The Year's Best Science Fiction: Twenty-Ninth Annual Collection, edited by Gardner Dozois, is the biggest, in terms of word-count, of the best of the year science fiction anthologies, and the longest running. Each year it keeps readers abreast of the best short fiction in the genre, and highlights new authors whose work readers should seek out. It's fascinating to compare the contents of this anthology with those of the Horton, above, and the year's best anthologies by Strahan and Hartwell & Cramer mentioned in earlier posts.



The Apocalypse Codex by Charles Stross, is the fourth book in the author's Laundry Files series, a Lovecraft-flavored espionage thriller series. The epigraph is the timeless Peter Principle.

Thursday, May 24, 2012

Even more May book arrivals


More books arrived in the mail, including some that I am particularly excited about.


If you've read this blog for a while you'll know that I think Kim Stanley Robinson is a first rate writer. I've been looking forward to the arrival of his new novel, 2312. In a previous post I excerpted the Gary K. Wolfe review of the book that appeared in the May 2012 issue of Locus Magazine. Locus Online has now made the entire review available (follow here).


Ad Eternum by Elizabeth Bear is a novella in her New Amsterdam series from Subterranean Press.

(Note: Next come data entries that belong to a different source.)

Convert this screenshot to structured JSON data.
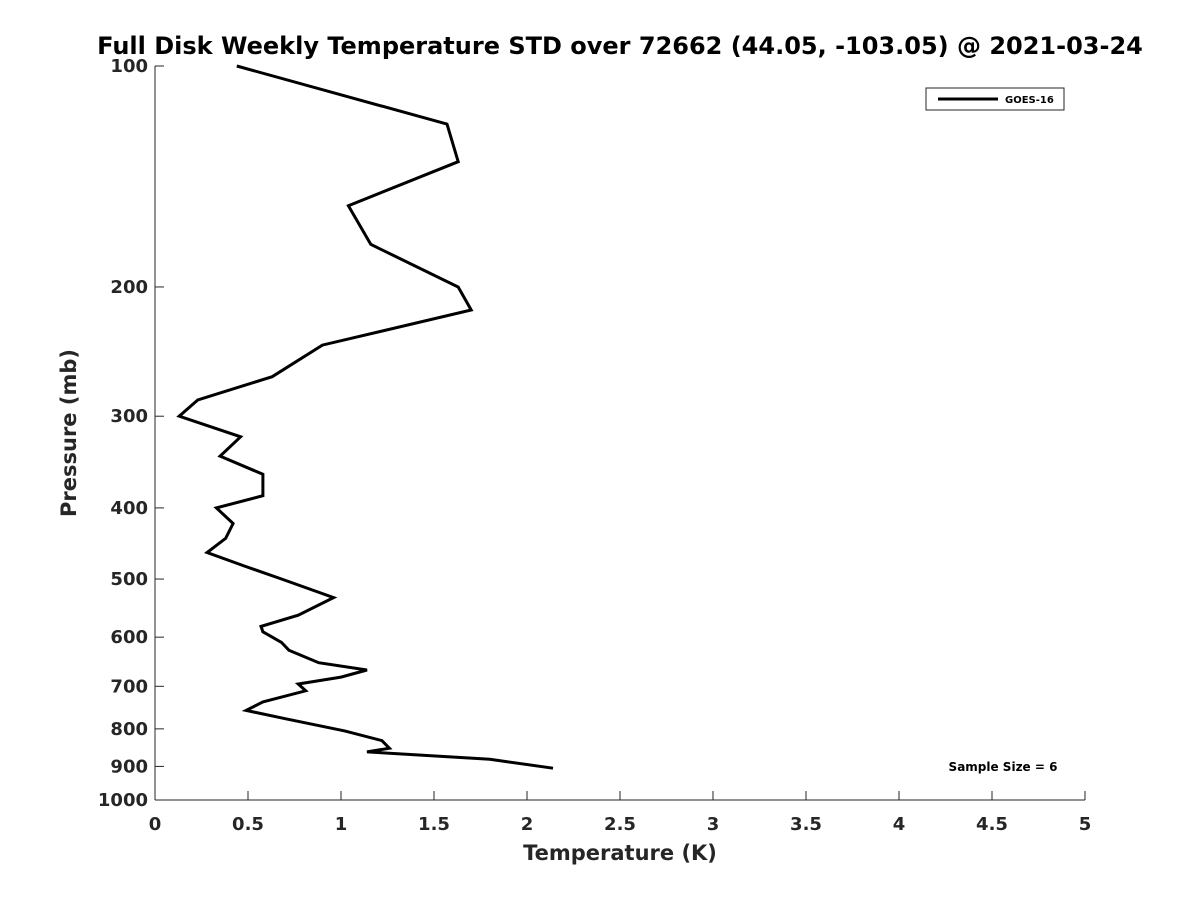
{
  "chart_data": {
    "type": "line",
    "title": "Full Disk Weekly Temperature STD over 72662 (44.05, -103.05) @ 2021-03-24",
    "xlabel": "Temperature (K)",
    "ylabel": "Pressure (mb)",
    "xlim": [
      0,
      5
    ],
    "ylim": [
      100,
      1000
    ],
    "y_scale": "log",
    "y_reversed": true,
    "x_ticks": [
      0,
      0.5,
      1,
      1.5,
      2,
      2.5,
      3,
      3.5,
      4,
      4.5,
      5
    ],
    "x_tick_labels": [
      "0",
      "0.5",
      "1",
      "1.5",
      "2",
      "2.5",
      "3",
      "3.5",
      "4",
      "4.5",
      "5"
    ],
    "y_ticks": [
      100,
      200,
      300,
      400,
      500,
      600,
      700,
      800,
      900,
      1000
    ],
    "y_tick_labels": [
      "100",
      "200",
      "300",
      "400",
      "500",
      "600",
      "700",
      "800",
      "900",
      "1000"
    ],
    "grid": false,
    "legend_position": "top-right",
    "series": [
      {
        "name": "GOES-16",
        "color": "#000000",
        "x": [
          0.44,
          1.57,
          1.63,
          1.04,
          1.16,
          1.63,
          1.7,
          0.9,
          0.63,
          0.23,
          0.13,
          0.46,
          0.35,
          0.58,
          0.58,
          0.33,
          0.42,
          0.38,
          0.28,
          0.48,
          0.68,
          0.96,
          0.77,
          0.57,
          0.58,
          0.68,
          0.72,
          0.88,
          1.14,
          1.0,
          0.77,
          0.81,
          0.58,
          0.49,
          0.7,
          1.02,
          1.22,
          1.26,
          1.14,
          1.8,
          2.14
        ],
        "y": [
          100,
          120,
          135,
          155,
          175,
          200,
          215,
          240,
          265,
          285,
          300,
          320,
          340,
          360,
          385,
          400,
          420,
          440,
          460,
          480,
          500,
          530,
          560,
          580,
          590,
          610,
          625,
          650,
          665,
          680,
          695,
          710,
          735,
          755,
          775,
          805,
          830,
          850,
          860,
          880,
          905
        ]
      }
    ],
    "annotations": [
      {
        "text": "Sample Size = 6"
      }
    ]
  }
}
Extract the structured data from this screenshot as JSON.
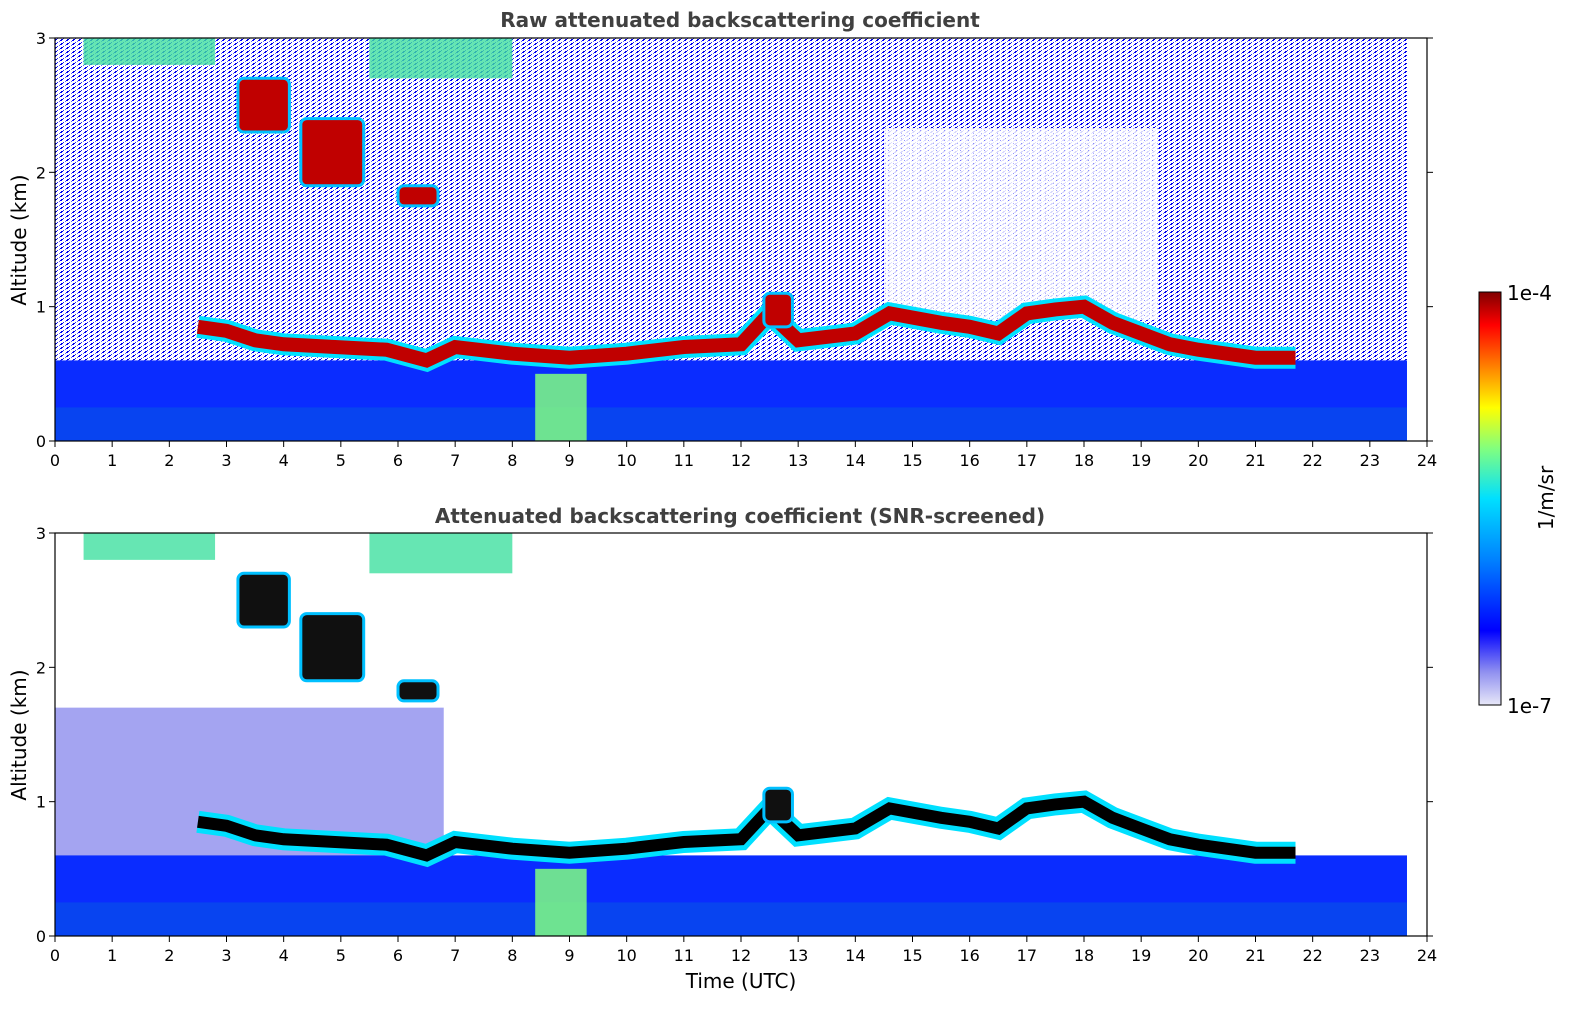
{
  "chart_data": [
    {
      "type": "heatmap",
      "title": "Raw attenuated backscattering coefficient",
      "xlabel": "",
      "ylabel": "Altitude (km)",
      "xlim": [
        0,
        24
      ],
      "ylim": [
        0,
        3
      ],
      "x_ticks": [
        "0",
        "1",
        "2",
        "3",
        "4",
        "5",
        "6",
        "7",
        "8",
        "9",
        "10",
        "11",
        "12",
        "13",
        "14",
        "15",
        "16",
        "17",
        "18",
        "19",
        "20",
        "21",
        "22",
        "23",
        "24"
      ],
      "y_ticks": [
        "0",
        "1",
        "2",
        "3"
      ],
      "data_extent_hours": 23.65,
      "boundary_layer_top_km": [
        {
          "t": 2.5,
          "z": 0.85
        },
        {
          "t": 3.0,
          "z": 0.82
        },
        {
          "t": 3.5,
          "z": 0.75
        },
        {
          "t": 4.0,
          "z": 0.72
        },
        {
          "t": 5.8,
          "z": 0.68
        },
        {
          "t": 6.5,
          "z": 0.6
        },
        {
          "t": 7.0,
          "z": 0.7
        },
        {
          "t": 8.0,
          "z": 0.65
        },
        {
          "t": 9.0,
          "z": 0.62
        },
        {
          "t": 10.0,
          "z": 0.65
        },
        {
          "t": 11.0,
          "z": 0.7
        },
        {
          "t": 12.0,
          "z": 0.72
        },
        {
          "t": 12.5,
          "z": 0.95
        },
        {
          "t": 13.0,
          "z": 0.75
        },
        {
          "t": 14.0,
          "z": 0.8
        },
        {
          "t": 14.6,
          "z": 0.95
        },
        {
          "t": 15.5,
          "z": 0.88
        },
        {
          "t": 16.0,
          "z": 0.85
        },
        {
          "t": 16.5,
          "z": 0.8
        },
        {
          "t": 17.0,
          "z": 0.95
        },
        {
          "t": 17.5,
          "z": 0.98
        },
        {
          "t": 18.0,
          "z": 1.0
        },
        {
          "t": 18.5,
          "z": 0.88
        },
        {
          "t": 19.5,
          "z": 0.72
        },
        {
          "t": 20.0,
          "z": 0.68
        },
        {
          "t": 21.0,
          "z": 0.62
        },
        {
          "t": 21.7,
          "z": 0.62
        }
      ],
      "cloud_patches": [
        {
          "t0": 3.2,
          "t1": 4.1,
          "z0": 2.3,
          "z1": 2.7
        },
        {
          "t0": 4.3,
          "t1": 5.4,
          "z0": 1.9,
          "z1": 2.4
        },
        {
          "t0": 6.0,
          "t1": 6.7,
          "z0": 1.75,
          "z1": 1.9
        },
        {
          "t0": 12.4,
          "t1": 12.9,
          "z0": 0.85,
          "z1": 1.1
        }
      ],
      "high_aerosol_top": [
        {
          "t0": 0.5,
          "t1": 2.8,
          "z0": 2.8,
          "z1": 3.0
        },
        {
          "t0": 5.5,
          "t1": 8.0,
          "z0": 2.7,
          "z1": 3.0
        }
      ]
    },
    {
      "type": "heatmap",
      "title": "Attenuated backscattering coefficient (SNR-screened)",
      "xlabel": "Time (UTC)",
      "ylabel": "Altitude (km)",
      "xlim": [
        0,
        24
      ],
      "ylim": [
        0,
        3
      ],
      "x_ticks": [
        "0",
        "1",
        "2",
        "3",
        "4",
        "5",
        "6",
        "7",
        "8",
        "9",
        "10",
        "11",
        "12",
        "13",
        "14",
        "15",
        "16",
        "17",
        "18",
        "19",
        "20",
        "21",
        "22",
        "23",
        "24"
      ],
      "y_ticks": [
        "0",
        "1",
        "2",
        "3"
      ],
      "data_extent_hours": 23.65
    }
  ],
  "colorbar": {
    "label": "1/m/sr",
    "max_label": "1e-4",
    "min_label": "1e-7",
    "scale": "log",
    "colormap": [
      "#e8e8f8",
      "#0000ff",
      "#0080ff",
      "#00e0ff",
      "#80ff80",
      "#ffff00",
      "#ff8000",
      "#ff0000",
      "#800000"
    ]
  }
}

Byzantium Endures by Michael Moorcock is the first in his Colonel Pyat Quartet. This is the first American edition from 1981.

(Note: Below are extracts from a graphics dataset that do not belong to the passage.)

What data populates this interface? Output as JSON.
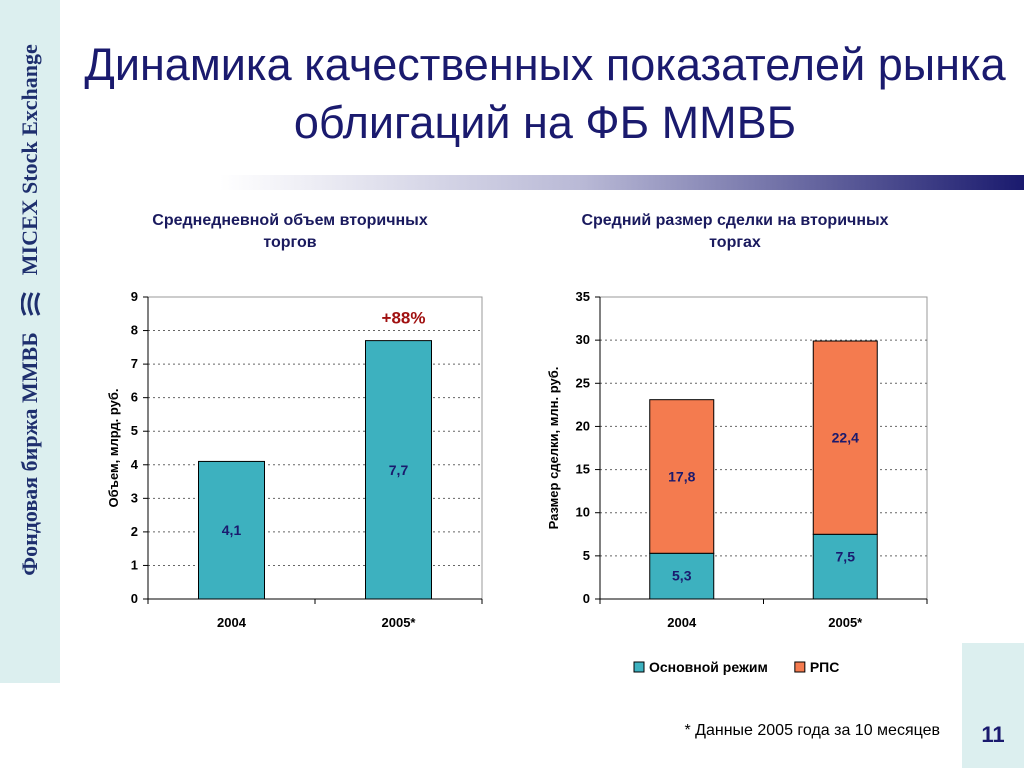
{
  "slide": {
    "title": "Динамика качественных показателей рынка облигаций на ФБ ММВБ",
    "sidebar_text": "Фондовая биржа ММВБ",
    "sidebar_text_en": "MICEX Stock Exchange",
    "footnote": "* Данные 2005 года за 10 месяцев",
    "page_number": "11",
    "colors": {
      "teal": "#3db1bf",
      "orange": "#f47b4f",
      "navy": "#1a1a6e",
      "sidebar": "#dcefef"
    }
  },
  "chart_data": [
    {
      "type": "bar",
      "title": "Среднедневной объем вторичных торгов",
      "ylabel": "Объем, млрд. руб.",
      "categories": [
        "2004",
        "2005*"
      ],
      "values": [
        4.1,
        7.7
      ],
      "value_labels": [
        "4,1",
        "7,7"
      ],
      "ylim": [
        0,
        9
      ],
      "yticks": [
        "0",
        "1",
        "2",
        "3",
        "4",
        "5",
        "6",
        "7",
        "8",
        "9"
      ],
      "annotation": "+88%",
      "grid": true,
      "color": "#3db1bf"
    },
    {
      "type": "bar",
      "stacked": true,
      "title": "Средний размер сделки на вторичных торгах",
      "ylabel": "Размер сделки, млн. руб.",
      "categories": [
        "2004",
        "2005*"
      ],
      "series": [
        {
          "name": "Основной режим",
          "values": [
            5.3,
            7.5
          ],
          "value_labels": [
            "5,3",
            "7,5"
          ],
          "color": "#3db1bf"
        },
        {
          "name": "РПС",
          "values": [
            17.8,
            22.4
          ],
          "value_labels": [
            "17,8",
            "22,4"
          ],
          "color": "#f47b4f"
        }
      ],
      "ylim": [
        0,
        35
      ],
      "yticks": [
        "0",
        "5",
        "10",
        "15",
        "20",
        "25",
        "30",
        "35"
      ],
      "grid": true,
      "legend": "bottom"
    }
  ]
}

Part of his Deepgate Codex series, Damnation for Beginners by Alan Campbell has a lovely cover illustration by Ian McQue and interior illustrations by Bob Eggleton. (Click to enlarge images.)




Tales from Gavagan's Bar (expanded edition) by L. Sprague de Camp and Fletcher Pratt, illustrated by Inga Pratt and Tim Kirk, published by Owlswick Press in 1978. This is a collection of stories in the "club story" tradition of Lord Dunsany's Jorkins stories, Arthur C. Clarke's Tales from the White Hart, Larry Niven's The Draco Tavern, and many others.


The Testament of Jessie Lamb by Jane Rogers recently won the 2012 Arthur C. Clarke award for the best science fiction novel published in Britain in 2011. It's now available in a United States edition. I like the epigraph from Euripides and couldn't resist including it here.




The Moon Moth is one of Jack Vance's best known stories, a classic of science fiction that has been anthologized many times, including The Science Fiction Hall of Fame, Volume Two B. Here is a new adaptation as a graphic novel by Humayoun Ibrahim. The story is stripped of most of Vance's distinctive prose, still the artist has done a wonderful job telling the story with a visual style that matches Vance in surprising ways.



Railsea, the latest from China Mieville, is marketed as a young adult novel. Interior illustrations by the author.